Atelier 12 - 2025 - Sujet 3
RUMEURS D'UN REMORDS
Travailler dans une discothèque sans le vouloir, sans être payée, c'est déjà une forme de peine. Mais à défaut de liberté, j'ai trouvé une lucidité. Tandis que les clients s'enivraient de musiques et de promesses éphémères, je me tenais là, assignée à observer. Et j'ai appris à écouter autrement, pas avec les oreilles mais avec l'âme.
Entre le nettoyage des sanitaires et l'essuyage des verres, je restais postée près du lave-vaisselle, au carrefour du bruit et des confidenses créées. La musique de la piste de danse rendait tout dialogue impossible. Ici, pour exister, il fallait hurler. Moi, je n'avais pas ce droit ni de parler ni d'interagir. Alors j'écoutais, j'observais.
Parmi tous ces jeunes noyés dans la fête, une ombre me fascinait. Olivier. Toujours seul. Toujours dans le même coin. Une bouteille de Whisky à la main comme un talisman, il ne buvait pas pour se griser mais pour survivre à ses propres pensées. Il ne regardait personne mais son regard portait une immense brutalité. Sombre. Presque effrayant. Comme si quelque chose en lui l'appelait au fond.
On parlait de lui, dans des éclats de voix. On disait qu'il jetait des pierres, qu'il tentait d'oublier les morts qu'il croyait avoir provoqués. Une pierre pour chaque victime comme s'il bâtissait son propre tombeau en cachette. Et moi, j'écoutais cela dans les interstices, entre les râles de la machine à laver les verres et les giclées de mousse comme on capte des fragments de vérités dans un rêve fiévreux.
Chaque soirée, il était là. Chaque soirée, le même recoin, le même rituel. Et la bouteille descendait comme un sablier. Mais rien ne semblait changer car ce n'était pas l'ivresse qu'il cherchait. C'était l'oubli. Mais le remords, lui, ne pardonne rien.
La culpabilité est une ombre intérieure, sourde et insatiable, qui s'infiltre dans les coins les plus dissimulés de la conscience. Mais lorsqu'elle est attisée par les flammes des remords, elle ne se contente plus de murmurer, elle hurle dans le silence de l'âme.

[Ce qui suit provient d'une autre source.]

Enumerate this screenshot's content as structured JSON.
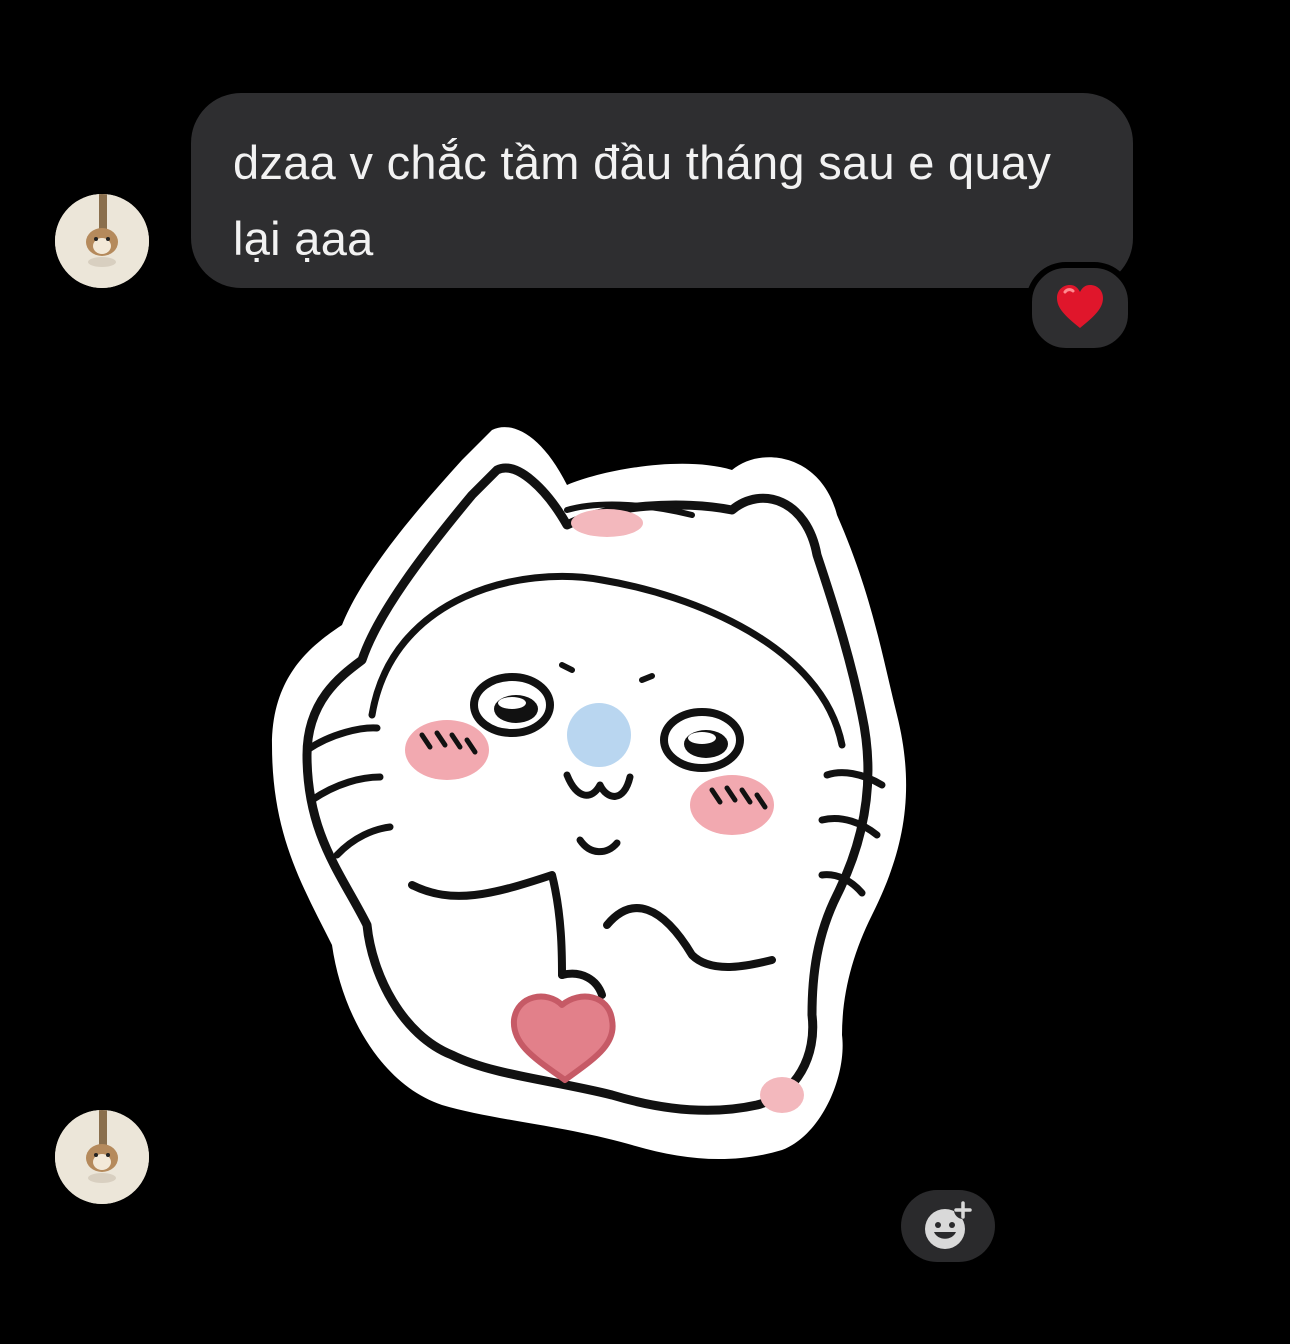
{
  "messages": [
    {
      "sender": "other",
      "type": "text",
      "text": "dzaa v chắc tầm đầu tháng sau e quay lại ạaa",
      "reaction": "❤️"
    },
    {
      "sender": "other",
      "type": "sticker",
      "sticker_icon": "white-cat-ghost-heart-sticker"
    }
  ],
  "actions": {
    "add_reaction_icon": "smiley-plus-icon"
  },
  "colors": {
    "background": "#000000",
    "bubble": "#2e2e30",
    "bubble_text": "#f2f2f2",
    "reaction_heart": "#e0162b"
  }
}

Olivier, silhouette morne au milieu des cris joyeux d'une jeunesse insouciante, portait en lui un cimetière invisible. Chaque rire autour de lui sonnait comme une injure à ses souvenirs. Il tentait d'expier ses fautes à sa manière. Une pierre pour chaque nom qu'il n'osait plus prononcer, pour chaque regard qu'il ne reverrait jamais.
Son geste était symbolique, une volonté de matérialiser ce poids abstrait qu'on appelle faute. Mais les pierres ne disparaissent pas. Elles s'accumulaient, formaient une stèle, un monument de mémoire et de douleur. Le monticule qu'il érigeait sans le vouloir devenait sa propre prison car le remords, contrairement à la culpabilité, ne veut pas être pardonné. Il exige de souffrir. Il demande des offrandes quotidiennes comme ce rituel des pierres. Il portait le poids de vies perdues. Des morts qu'il estimait avoir laissés derrière lui, pas dans un sens légal mais moral, intime, intransmissible. Pour chaque victime, il jetait une pierre dans un lieu connu de lui seul, espérant ainsi apaiser son âme. Mais les pierres ne mentent pas, elles s'amassaient. Et plus le monticule grandissait, plus Olivier se réduisait. Il tentait de se libérer mais c'était le remords qui gouvernait, celui qui refuse le pardon, celui qui transforme la culpabilité en mal chronique.
Je n'avais pas le droit de lui parler, je n'avais jamais échangé un mot avec lui pourtant, je le connaissais mieux que certains de ses proches car dans le tumulte, les silences sont des cris.
Et tandis que les autres dansaient, Olivier s'enfonçait. Non pas parce qu'il ne voulait pas vivre mais parce qu'il croyait ne plus avoir le droit. Rongé. Hanté. Condamné à jeter des pierres plutôt qu'à jeter l'ancre.
Et moi, l'observatrice ? Je continuais de veiller. J'écrivais intérieurement cette scène qui n'avait rien anodin car parfois, dans les lieux les plus festifs, se cachent les douleurs les plus anciennes. Et c'est là, dans les contrastes, que l'humanité se dévoile le mieux.
MORALITÉ :
Et quand le mal triomphe sans procès ni peine, reste un seul juge sans clémence : Le remords, qui s'abat tel un châtiment divin sur les âmes rongées, tel un dieu muet, silencieux et implacable, prêt à frapper le cœur lorsque nul jugement ne le peut, sévir sans appel.